Earthen piles built by a chicken-like bird in Australia aren’t just egg incubators — they may also be crucial for the distribution of key nutrients throughout the ecosystem.
But malleefowl — found throughout western and southern Australia — also perturb the soil. They and their close relatives are “megapodes,” a group of fowl native to Australasia and the South Pacific that have the unusual habit of incubating their eggs much like alligators do: in a massive pile of rotting compost. Heat from the decaying vegetation — locked in with an insulating sand layer on top — regulates the eggs’ temperature, and the young scratch their way to the surface upon hatching.
In a mallee woodland in rural South Australia, the team selected 12 mounds of varying ages. Each mound had five “microsites” — the mound itself, the ground under a nearby eucalyptus tree and under a faraway tree, and a near and far open patch of ground. At each microsite, the team analyzed nutrients in the soil and measured plant cover, abundance of individual plants and the relative cover of leaf litter and bare ground.

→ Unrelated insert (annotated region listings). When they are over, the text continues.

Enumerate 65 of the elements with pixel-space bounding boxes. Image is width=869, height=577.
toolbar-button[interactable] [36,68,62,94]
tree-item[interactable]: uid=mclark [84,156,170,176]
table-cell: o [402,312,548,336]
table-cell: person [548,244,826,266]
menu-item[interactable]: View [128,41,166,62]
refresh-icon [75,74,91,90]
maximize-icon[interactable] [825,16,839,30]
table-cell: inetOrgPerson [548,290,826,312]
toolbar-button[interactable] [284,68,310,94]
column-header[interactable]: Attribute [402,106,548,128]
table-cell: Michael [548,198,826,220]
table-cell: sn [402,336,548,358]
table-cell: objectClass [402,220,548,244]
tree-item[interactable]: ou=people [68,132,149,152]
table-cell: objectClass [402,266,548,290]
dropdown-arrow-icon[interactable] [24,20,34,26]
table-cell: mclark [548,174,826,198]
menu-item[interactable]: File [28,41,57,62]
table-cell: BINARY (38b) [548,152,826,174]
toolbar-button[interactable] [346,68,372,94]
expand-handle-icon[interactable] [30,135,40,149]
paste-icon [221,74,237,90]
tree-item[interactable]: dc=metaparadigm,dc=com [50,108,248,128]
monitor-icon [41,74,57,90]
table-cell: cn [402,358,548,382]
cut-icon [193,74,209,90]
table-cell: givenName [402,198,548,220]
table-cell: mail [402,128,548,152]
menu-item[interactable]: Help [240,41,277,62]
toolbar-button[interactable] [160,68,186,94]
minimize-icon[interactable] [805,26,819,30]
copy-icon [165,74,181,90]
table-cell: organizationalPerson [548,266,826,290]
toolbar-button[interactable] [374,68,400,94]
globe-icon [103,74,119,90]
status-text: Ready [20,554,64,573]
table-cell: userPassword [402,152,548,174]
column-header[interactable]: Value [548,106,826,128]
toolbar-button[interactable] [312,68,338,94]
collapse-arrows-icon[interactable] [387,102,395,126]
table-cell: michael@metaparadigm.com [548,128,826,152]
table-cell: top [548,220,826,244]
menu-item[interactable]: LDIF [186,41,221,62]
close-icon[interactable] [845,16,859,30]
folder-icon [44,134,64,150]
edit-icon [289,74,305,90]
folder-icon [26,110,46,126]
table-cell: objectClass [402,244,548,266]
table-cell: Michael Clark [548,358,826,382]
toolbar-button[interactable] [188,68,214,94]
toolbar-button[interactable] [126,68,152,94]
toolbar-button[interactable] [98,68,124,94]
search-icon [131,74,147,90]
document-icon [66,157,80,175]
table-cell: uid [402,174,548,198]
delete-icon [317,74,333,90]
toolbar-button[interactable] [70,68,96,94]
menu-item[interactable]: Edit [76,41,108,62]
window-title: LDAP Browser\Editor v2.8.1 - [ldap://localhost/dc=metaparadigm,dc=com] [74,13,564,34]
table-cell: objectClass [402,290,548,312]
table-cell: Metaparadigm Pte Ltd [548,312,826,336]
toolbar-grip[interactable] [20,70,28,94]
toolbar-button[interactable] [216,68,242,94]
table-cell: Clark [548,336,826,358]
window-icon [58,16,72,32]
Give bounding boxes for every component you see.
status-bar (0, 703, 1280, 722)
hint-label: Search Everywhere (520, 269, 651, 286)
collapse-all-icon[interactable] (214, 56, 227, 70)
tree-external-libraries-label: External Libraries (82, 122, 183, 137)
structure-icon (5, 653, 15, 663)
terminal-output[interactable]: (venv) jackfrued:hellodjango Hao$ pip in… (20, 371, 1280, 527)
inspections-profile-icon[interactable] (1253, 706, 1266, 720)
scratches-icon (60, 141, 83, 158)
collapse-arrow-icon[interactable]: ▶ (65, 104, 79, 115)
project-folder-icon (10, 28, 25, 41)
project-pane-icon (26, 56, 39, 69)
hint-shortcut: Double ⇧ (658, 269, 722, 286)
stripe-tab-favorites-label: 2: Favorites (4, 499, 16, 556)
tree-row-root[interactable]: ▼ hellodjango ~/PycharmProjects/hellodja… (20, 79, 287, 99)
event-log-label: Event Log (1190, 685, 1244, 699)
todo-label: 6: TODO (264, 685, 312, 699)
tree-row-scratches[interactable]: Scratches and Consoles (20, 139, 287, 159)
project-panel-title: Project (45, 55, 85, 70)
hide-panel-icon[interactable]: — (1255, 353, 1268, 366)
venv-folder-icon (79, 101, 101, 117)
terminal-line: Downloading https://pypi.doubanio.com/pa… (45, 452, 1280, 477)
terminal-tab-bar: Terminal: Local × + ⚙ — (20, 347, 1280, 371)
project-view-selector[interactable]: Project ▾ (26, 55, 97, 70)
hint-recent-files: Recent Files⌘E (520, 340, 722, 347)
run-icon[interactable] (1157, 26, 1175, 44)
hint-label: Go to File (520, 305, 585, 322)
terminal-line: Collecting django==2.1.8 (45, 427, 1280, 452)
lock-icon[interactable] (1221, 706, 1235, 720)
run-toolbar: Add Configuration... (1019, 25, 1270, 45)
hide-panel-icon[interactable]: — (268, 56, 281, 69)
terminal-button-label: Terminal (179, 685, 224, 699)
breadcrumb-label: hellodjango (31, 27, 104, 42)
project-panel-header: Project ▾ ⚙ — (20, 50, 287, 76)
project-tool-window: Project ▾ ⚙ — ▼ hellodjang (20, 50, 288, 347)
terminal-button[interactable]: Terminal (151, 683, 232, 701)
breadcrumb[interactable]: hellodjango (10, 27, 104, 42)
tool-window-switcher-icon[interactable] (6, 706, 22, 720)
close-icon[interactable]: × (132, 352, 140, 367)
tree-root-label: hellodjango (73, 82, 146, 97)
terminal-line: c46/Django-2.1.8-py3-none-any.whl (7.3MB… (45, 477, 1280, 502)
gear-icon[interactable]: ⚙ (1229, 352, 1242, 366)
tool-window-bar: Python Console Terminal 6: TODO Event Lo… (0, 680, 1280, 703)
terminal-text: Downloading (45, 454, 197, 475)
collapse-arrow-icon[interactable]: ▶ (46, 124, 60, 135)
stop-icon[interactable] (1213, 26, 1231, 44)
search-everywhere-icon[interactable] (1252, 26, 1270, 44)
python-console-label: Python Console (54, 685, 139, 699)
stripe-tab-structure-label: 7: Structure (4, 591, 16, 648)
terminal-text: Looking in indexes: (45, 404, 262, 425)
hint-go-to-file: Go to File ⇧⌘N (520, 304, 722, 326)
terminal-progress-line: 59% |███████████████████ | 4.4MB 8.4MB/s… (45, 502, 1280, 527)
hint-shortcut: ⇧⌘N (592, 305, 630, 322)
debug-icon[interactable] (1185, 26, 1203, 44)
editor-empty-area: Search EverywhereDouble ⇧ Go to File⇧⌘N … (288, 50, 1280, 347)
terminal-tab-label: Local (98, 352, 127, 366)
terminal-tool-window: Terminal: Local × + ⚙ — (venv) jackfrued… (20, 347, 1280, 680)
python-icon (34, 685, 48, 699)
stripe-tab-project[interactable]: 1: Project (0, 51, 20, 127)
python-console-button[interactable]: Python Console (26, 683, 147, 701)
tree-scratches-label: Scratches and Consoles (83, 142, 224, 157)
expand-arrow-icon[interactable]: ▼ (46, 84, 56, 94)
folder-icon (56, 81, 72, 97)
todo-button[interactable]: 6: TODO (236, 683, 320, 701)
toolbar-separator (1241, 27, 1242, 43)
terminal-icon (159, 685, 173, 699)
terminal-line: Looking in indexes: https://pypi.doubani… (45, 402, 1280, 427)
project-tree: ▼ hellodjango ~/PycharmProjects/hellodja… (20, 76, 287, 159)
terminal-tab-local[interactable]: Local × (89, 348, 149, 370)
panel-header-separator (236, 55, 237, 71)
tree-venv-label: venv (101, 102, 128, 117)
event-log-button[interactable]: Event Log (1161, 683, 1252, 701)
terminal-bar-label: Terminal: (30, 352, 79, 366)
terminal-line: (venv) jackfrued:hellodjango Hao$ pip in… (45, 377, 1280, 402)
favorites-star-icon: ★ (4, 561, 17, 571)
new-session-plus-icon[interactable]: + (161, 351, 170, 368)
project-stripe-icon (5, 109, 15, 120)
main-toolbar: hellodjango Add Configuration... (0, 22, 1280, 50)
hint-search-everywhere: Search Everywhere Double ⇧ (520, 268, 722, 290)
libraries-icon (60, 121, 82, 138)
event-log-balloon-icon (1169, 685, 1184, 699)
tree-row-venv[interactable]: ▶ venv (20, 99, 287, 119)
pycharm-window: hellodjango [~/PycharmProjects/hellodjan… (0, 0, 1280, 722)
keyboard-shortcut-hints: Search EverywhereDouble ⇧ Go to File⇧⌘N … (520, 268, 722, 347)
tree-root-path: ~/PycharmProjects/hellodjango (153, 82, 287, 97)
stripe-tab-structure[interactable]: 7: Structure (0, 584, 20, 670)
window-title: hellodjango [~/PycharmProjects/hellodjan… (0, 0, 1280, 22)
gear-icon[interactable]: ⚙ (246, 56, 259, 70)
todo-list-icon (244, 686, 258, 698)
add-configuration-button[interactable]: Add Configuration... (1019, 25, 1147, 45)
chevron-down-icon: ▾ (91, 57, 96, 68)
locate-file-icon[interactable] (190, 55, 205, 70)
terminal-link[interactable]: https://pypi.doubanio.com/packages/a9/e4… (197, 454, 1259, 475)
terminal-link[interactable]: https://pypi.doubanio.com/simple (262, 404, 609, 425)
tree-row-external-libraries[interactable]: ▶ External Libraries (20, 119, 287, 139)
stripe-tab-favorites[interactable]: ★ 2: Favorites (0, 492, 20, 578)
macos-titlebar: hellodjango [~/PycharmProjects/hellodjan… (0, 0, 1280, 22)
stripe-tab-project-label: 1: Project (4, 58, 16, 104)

The impacts aren’t limited to just the mounds themselves. Even nearby open sites have higher soil phosphorus than far ones, and nearby tree sites less than six years old have more bare ground due to leaf litter harvesting. During the breeding season, malleefowl dig down to a mound nest’s egg chamber, where the female lays an egg before covering it back up. This process is repeated throughout the breeding season.The malleefowls’ impact on nutrient distribution isn’t surprising “given the huge quantity of soil and litter that these birds displace when building their mounds,” says Michelle Louw, a plant ecologist at Germany’s University of Bayreuth who is based in Johannesburg and was not involved with the research.